Simon Schultz (Bioengineering)
Nick Jones (Maths)
Victor Pikov (GSK)

Bioelectronic medicine, in which devices connected to groups of individual nerve fibres are used to control the patterns of electrical signals to restore health to organs and biological functions, has been suggested to have the potential to make major advances in the treatment of conditions resistant to drugs, including diabetes, obesity, hypertension and pulmonary diseases (Famm et al, Nature 496:159-61, 2013).

The development of bioelectronic medicines, however, is contingent upon the existence of suitable technology for monitoring and perturbing activity in peripheral nerve fibres; in particular, being able to “read out” and interpret signals carried by a peripheral nerve fibre is an essential milestone.

In this project, we will develop decoding algorithms capable of reading out both continuous physiological signals, and discrete “events”, from peripheral nervous system (PNS) electrical signals. These algorithms will be applied to a variety of datasets collected by members of a research network in Bioelectronic Medicines that has been established by GlaxoSmithKline, plc.
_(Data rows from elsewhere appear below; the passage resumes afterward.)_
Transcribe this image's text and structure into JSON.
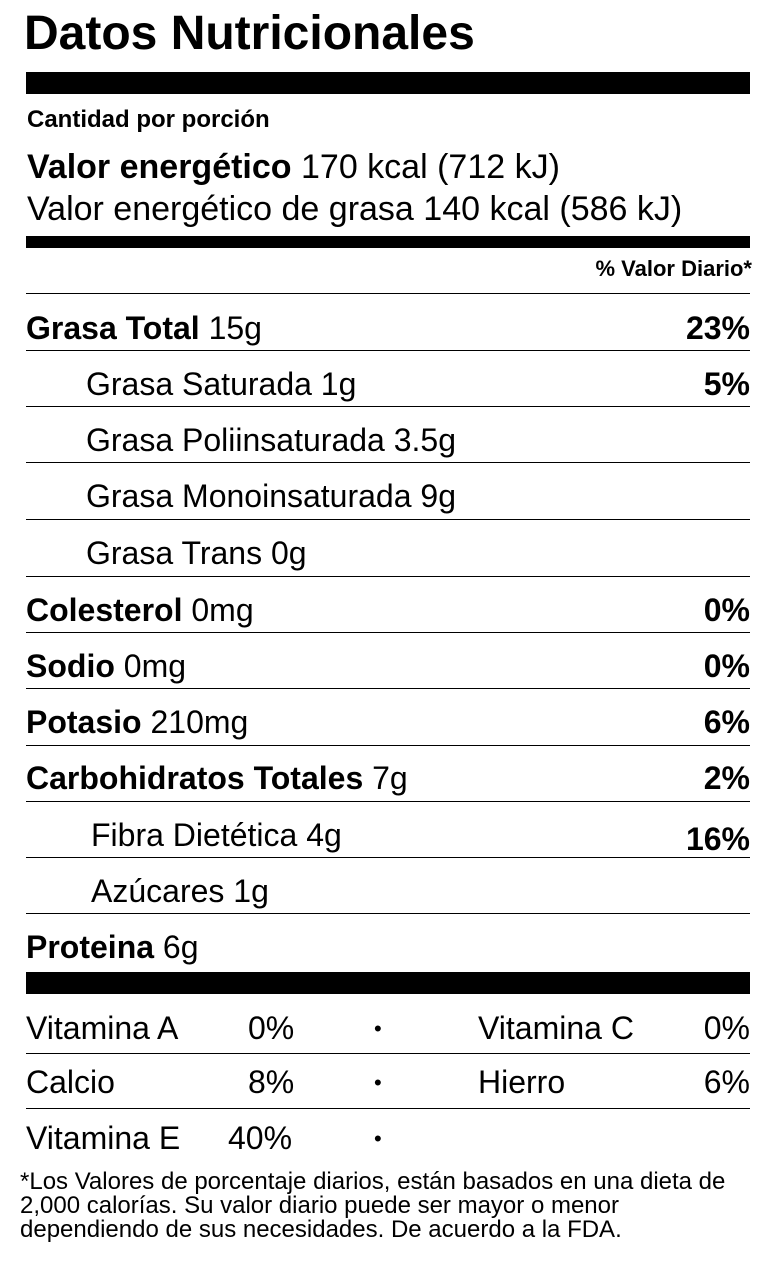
{
  "title": "Datos Nutricionales",
  "serving_label": "Cantidad por porción",
  "energy": {
    "label": "Valor energético",
    "value": "170 kcal (712 kJ)",
    "fat_label": "Valor energético de grasa",
    "fat_value": "140 kcal (586 kJ)"
  },
  "dv_header": "% Valor Diario*",
  "nutrients": [
    {
      "name": "Grasa Total",
      "amount": "15g",
      "dv": "23%"
    },
    {
      "name": "Grasa Saturada",
      "amount": "1g",
      "dv": "5%"
    },
    {
      "name": "Grasa Poliinsaturada",
      "amount": "3.5g",
      "dv": ""
    },
    {
      "name": "Grasa Monoinsaturada",
      "amount": "9g",
      "dv": ""
    },
    {
      "name": "Grasa Trans",
      "amount": "0g",
      "dv": ""
    },
    {
      "name": "Colesterol",
      "amount": "0mg",
      "dv": "0%"
    },
    {
      "name": "Sodio",
      "amount": "0mg",
      "dv": "0%"
    },
    {
      "name": "Potasio",
      "amount": "210mg",
      "dv": "6%"
    },
    {
      "name": "Carbohidratos Totales",
      "amount": "7g",
      "dv": "2%"
    },
    {
      "name": "Fibra Dietética",
      "amount": "4g",
      "dv": "16%"
    },
    {
      "name": "Azúcares",
      "amount": "1g",
      "dv": ""
    },
    {
      "name": "Proteina",
      "amount": "6g",
      "dv": ""
    }
  ],
  "vitamins": [
    {
      "left_name": "Vitamina A",
      "left_pct": "0%",
      "bullet": "•",
      "right_name": "Vitamina C",
      "right_pct": "0%"
    },
    {
      "left_name": "Calcio",
      "left_pct": "8%",
      "bullet": "•",
      "right_name": "Hierro",
      "right_pct": "6%"
    },
    {
      "left_name": "Vitamina E",
      "left_pct": "40%",
      "bullet": "•",
      "right_name": "",
      "right_pct": ""
    }
  ],
  "footnote": "*Los Valores de porcentaje diarios, están basados en una dieta de 2,000 calorías.  Su valor diario puede ser mayor o menor dependiendo de sus necesidades.  De acuerdo a la FDA."
}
The project will involve two phases. The first year will comprise an MRes Project, in which the student will gain a deep understanding of the different approaches that can be taken to decoding physiological signals, testing algorithms on simulated data, which will be generated in the course of the project; we expect this computational model of a peripheral nerve to be a major output of the MRes year. In the following years, and exploiting and advancing a new signal processing architecture, the student will develop refined decoding algorithms optimised for use with peripheral nerve signals at several spatial scales, and will work with research groups across the GSK network to apply these algorithms to real PNS datasets.